Lawmakers and law enforcement personnel know the roadside test under consideration as the “Textalyzer“. Not unlike the Breathalyzer used to determine a suspected drunk driver’s degree of actual intoxication during traffic stops, Democratic assemblyman Felix W. Ortiz has sponsored a bipartisan bill providing law enforcement statewide with technology that digitally investigates a driver’s phone to determine whether irresponsible smartphone use has contributed to dangerously distracted driving.
The Centers for Disease Control and Prevention estimates that distracted driving causes nine fatal accidents and more than 1,150 non-fatal injuries daily across the United States.

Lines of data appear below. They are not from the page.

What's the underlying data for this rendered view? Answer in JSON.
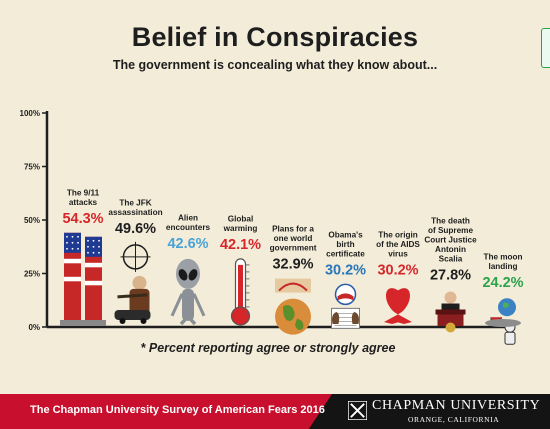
{
  "title": "Belief in Conspiracies",
  "subtitle": "The government is concealing what they know about...",
  "footnote": "* Percent reporting agree or strongly agree",
  "footer": {
    "survey": "The Chapman University Survey of American Fears 2016",
    "university": "CHAPMAN UNIVERSITY",
    "location": "ORANGE, CALIFORNIA"
  },
  "colors": {
    "background": "#f2ecd9",
    "dark": "#1e1e1e",
    "brand_red": "#c8102e"
  },
  "chart_data": {
    "type": "bar",
    "title": "Belief in Conspiracies",
    "subtitle": "The government is concealing what they know about...",
    "categories": [
      "The 9/11 attacks",
      "The JFK assassination",
      "Alien encounters",
      "Global warming",
      "Plans for a one world government",
      "Obama's birth certificate",
      "The origin of the AIDS virus",
      "The death of Supreme Court Justice Antonin Scalia",
      "The moon landing"
    ],
    "label_lines": [
      [
        "The 9/11",
        "attacks"
      ],
      [
        "The JFK",
        "assassination"
      ],
      [
        "Alien",
        "encounters"
      ],
      [
        "Global",
        "warming"
      ],
      [
        "Plans for a",
        "one world",
        "government"
      ],
      [
        "Obama's",
        "birth",
        "certificate"
      ],
      [
        "The origin",
        "of the AIDS",
        "virus"
      ],
      [
        "The death",
        "of Supreme",
        "Court Justice",
        "Antonin",
        "Scalia"
      ],
      [
        "The moon",
        "landing"
      ]
    ],
    "values": [
      54.3,
      49.6,
      42.6,
      42.1,
      32.9,
      30.2,
      30.2,
      27.8,
      24.2
    ],
    "value_labels": [
      "54.3%",
      "49.6%",
      "42.6%",
      "42.1%",
      "32.9%",
      "30.2%",
      "30.2%",
      "27.8%",
      "24.2%"
    ],
    "value_colors": [
      "#d7262a",
      "#1e1e1e",
      "#4aa3d6",
      "#d7262a",
      "#1e1e1e",
      "#2a76b8",
      "#d7262a",
      "#1e1e1e",
      "#2aa34a"
    ],
    "icons": [
      "twin-towers",
      "jfk",
      "alien",
      "thermometer",
      "globe",
      "birth-certificate",
      "aids-ribbon",
      "podium",
      "moon-landing"
    ],
    "y_ticks": [
      "0%",
      "25%",
      "50%",
      "75%",
      "100%"
    ],
    "ylim": [
      0,
      100
    ],
    "grid": false,
    "xlabel": "",
    "ylabel": ""
  }
}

The act has been called Evan’s Law, a reference to the death of 19-year-old Evan Lieberman in a 2011 accident involving a distracted driver. Cell phone records provided the only conclusive evidence to the accident’s cause.
The Centers for Disease Control and Prevention estimates that distracted driving causes nine fatal accidents like the one that killed Lieberman and more than 1,150 non-fatal injuries daily across the United States. The Canadian Automobile Association’s estimates go a level further, attributing roughly 4 million automobile accidents a year throughout the United States and Canada to driver distraction.
Even with more and more states and local jurisdictions introducing increasingly strict distracted driving laws, the costs remain substantial. On top of the tragic and priceless losses of lives, distracted driving crashes cost the United States an estimated $175 billion annually in societal and economic fallout, as calculated by the National Highway Traffic Safety Administration.
The bill specifically limits Textalyzer use to determining whether a driver’s phone use caused an accident. Police would have no access to a phone’s actual content, leaving most facets of its owner’s privacy protected.